The high diagnostic accuracy at 3 T and 7 T in this study is based on an ADC threshold of 1.275 × 10−3 mm2/s, established previously in a larger patient study (n = 247 patients) at 3 T [27]. The ADC values, measured in this study at 3 T, are in agreement with values reported previously. ADC values at 7 T were 4–22 % lower than those at 3 T. Differences between ADC values at different field strengths have been reported previously in the liver and the brain [32, 33]. Dale et al. found higher ADC values in the liver at 3 T, when compared to those at 1.5 T. They did not find any differences between 1.5 T and 3 T in the pancreas [32, 33]. On the other hand, lower ADC values in the brain were reported at 3 T, when compared to 1.5 T [32, 33]. It is not expected that field strength per se is changing the determined ADC values, but other relevant hardware differences may exist. Also, recent papers concluded that higher spatial resolution in breast DWI may lead to lower ADCs particularly in small malignant lesions owing to reduced partial volume effects [34, 35]. This is in agreement with the findings of this study. The mean difference of ADC values between 3 T and 7 T in malignant lesions was twice as high as in healthy tissue. Other authors pointed out that in addition to the spatial resolution other parameters such as magnetic susceptibility, SNR and the fat suppression performance may alter the ADC values [36, 37].

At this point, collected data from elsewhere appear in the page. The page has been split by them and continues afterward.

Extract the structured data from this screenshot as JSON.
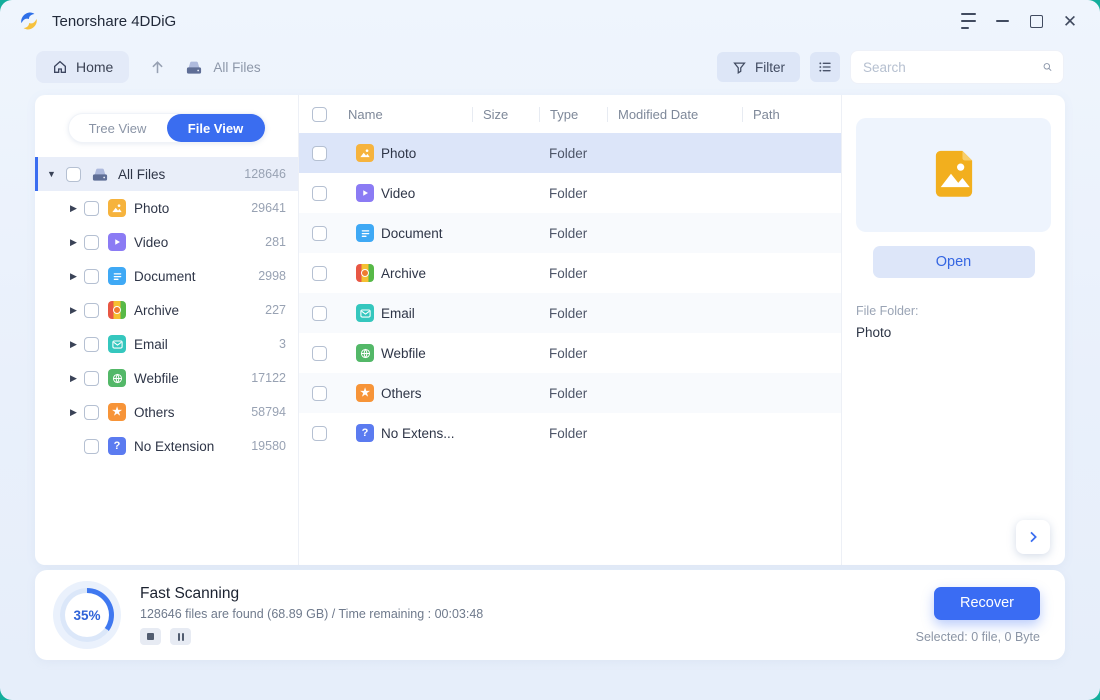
{
  "window": {
    "title": "Tenorshare 4DDiG"
  },
  "toolbar": {
    "home_label": "Home",
    "breadcrumb": "All Files",
    "filter_label": "Filter",
    "search_placeholder": "Search"
  },
  "sidebar": {
    "tabs": {
      "tree_view": "Tree View",
      "file_view": "File View"
    },
    "root": {
      "label": "All Files",
      "count": "128646",
      "icon": "all-files-icon"
    },
    "items": [
      {
        "label": "Photo",
        "count": "29641",
        "icon": "photo-icon",
        "caret": true
      },
      {
        "label": "Video",
        "count": "281",
        "icon": "video-icon",
        "caret": true
      },
      {
        "label": "Document",
        "count": "2998",
        "icon": "document-icon",
        "caret": true
      },
      {
        "label": "Archive",
        "count": "227",
        "icon": "archive-icon",
        "caret": true
      },
      {
        "label": "Email",
        "count": "3",
        "icon": "email-icon",
        "caret": true
      },
      {
        "label": "Webfile",
        "count": "17122",
        "icon": "webfile-icon",
        "caret": true
      },
      {
        "label": "Others",
        "count": "58794",
        "icon": "others-icon",
        "caret": true
      },
      {
        "label": "No Extension",
        "count": "19580",
        "icon": "no-extension-icon",
        "caret": false
      }
    ]
  },
  "table": {
    "columns": [
      "Name",
      "Size",
      "Type",
      "Modified Date",
      "Path"
    ],
    "rows": [
      {
        "name": "Photo",
        "type": "Folder",
        "icon": "photo-icon",
        "selected": true
      },
      {
        "name": "Video",
        "type": "Folder",
        "icon": "video-icon",
        "selected": false
      },
      {
        "name": "Document",
        "type": "Folder",
        "icon": "document-icon",
        "selected": false
      },
      {
        "name": "Archive",
        "type": "Folder",
        "icon": "archive-icon",
        "selected": false
      },
      {
        "name": "Email",
        "type": "Folder",
        "icon": "email-icon",
        "selected": false
      },
      {
        "name": "Webfile",
        "type": "Folder",
        "icon": "webfile-icon",
        "selected": false
      },
      {
        "name": "Others",
        "type": "Folder",
        "icon": "others-icon",
        "selected": false
      },
      {
        "name": "No Extens...",
        "type": "Folder",
        "icon": "no-extension-icon",
        "selected": false
      }
    ]
  },
  "preview": {
    "icon": "photo-icon",
    "open_label": "Open",
    "meta_label": "File Folder:",
    "meta_value": "Photo"
  },
  "statusbar": {
    "percent": "35%",
    "title": "Fast Scanning",
    "detail": "128646 files are found (68.89 GB) /  Time remaining : 00:03:48",
    "recover_label": "Recover",
    "selected_label": "Selected: 0 file, 0 Byte"
  },
  "colors": {
    "accent_blue": "#3A6DF0",
    "recover_blue": "#3A6CF3",
    "teal_backdrop": "#14AE9C",
    "selected_row": "#DCE5F9",
    "icons": {
      "all-files-icon": "#8FA3C8",
      "photo-icon": "#F6B33D",
      "video-icon": "#8B7BF4",
      "document-icon": "#3FA9F5",
      "archive-icon": "#E8703A",
      "email-icon": "#35C7BE",
      "webfile-icon": "#53B868",
      "others-icon": "#F79438",
      "no-extension-icon": "#5B7BF0"
    }
  }
}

This study has several limitations. We used a high in-plane resolution but a relatively large slice thickness of 5 mm. Frost et al. proposed rs-EPI with multislice acceleration to reduce scan time for DWI at 3 and 7 T [38]. Such a sequence allows one to acquire either thinner slices or to decrease TR to optimize SNR per unit time. In addition, results of this study could be affected by ROI misregistration between 3 T and 7 T. Furthermore, larger studies should be conducted including smaller tumours to evaluate potential advantages of 7 T DWI to resolve smaller anatomical structures. The method for SNR quantification used with parallel imaging may affect SNR calculation. We used a dual-tuned, bilateral 1H/31P breast coil at 7 T. A single-tuned coil, optimized for proton imaging would, therefore, further improve the SNR obtained for breast MRI at 7 T. A reduced B1 + field in the pre-pectoral region and the lateral region, compared to the central region of the breast, was reported at 7 T [9]. This results in reduced SNR in T1-w images at 7 T, which was reported in several studies [9, 19, 20, 31, 39]. ADC maps are less sensitive to B1 heterogeneities, because they are calculated from two images with the same B1 errors. Nevertheless, DWI in such regions can be biased as a result of a T2 black-out effect in regions with low SNR. In addition, this hampers the overall image quality of the b = 0 s/mm2 DWI images limiting the use for morphological assessment of lesions and healthy tissue. Current developments of MRI technology, in particular, advanced B1 + shimming technology provided by multi-transmit hardware [40], will further improve breast DWI at 7 T.

In this study 7 T DWI versus 3 T DWI resulted in increased sensitivity, but not specificity. We had one false-positive (mastitis, at 3 T and 7 T) and one false-negative (IDC grade 2, at 3 T only) case. Interestingly, the false-negative finding at 3 T was very small (a 17-mm diameter reported on DCE MRI; however, it had a less than 10-mm diameter on DWI and it was visible only on one DWI slice at both 3 and 7 T). At 7 T, the lesion was identified correctly. This motivates us to conduct further studies that would include lesions that are more difficult to diagnose, in particular small lesions and non-mass-like enhancing lesions.

Our results suggest that 7 T DWI of the breast can be performed with significantly higher spatial resolution (2.4-fold) than that at 3 T, without significant differences in SNR.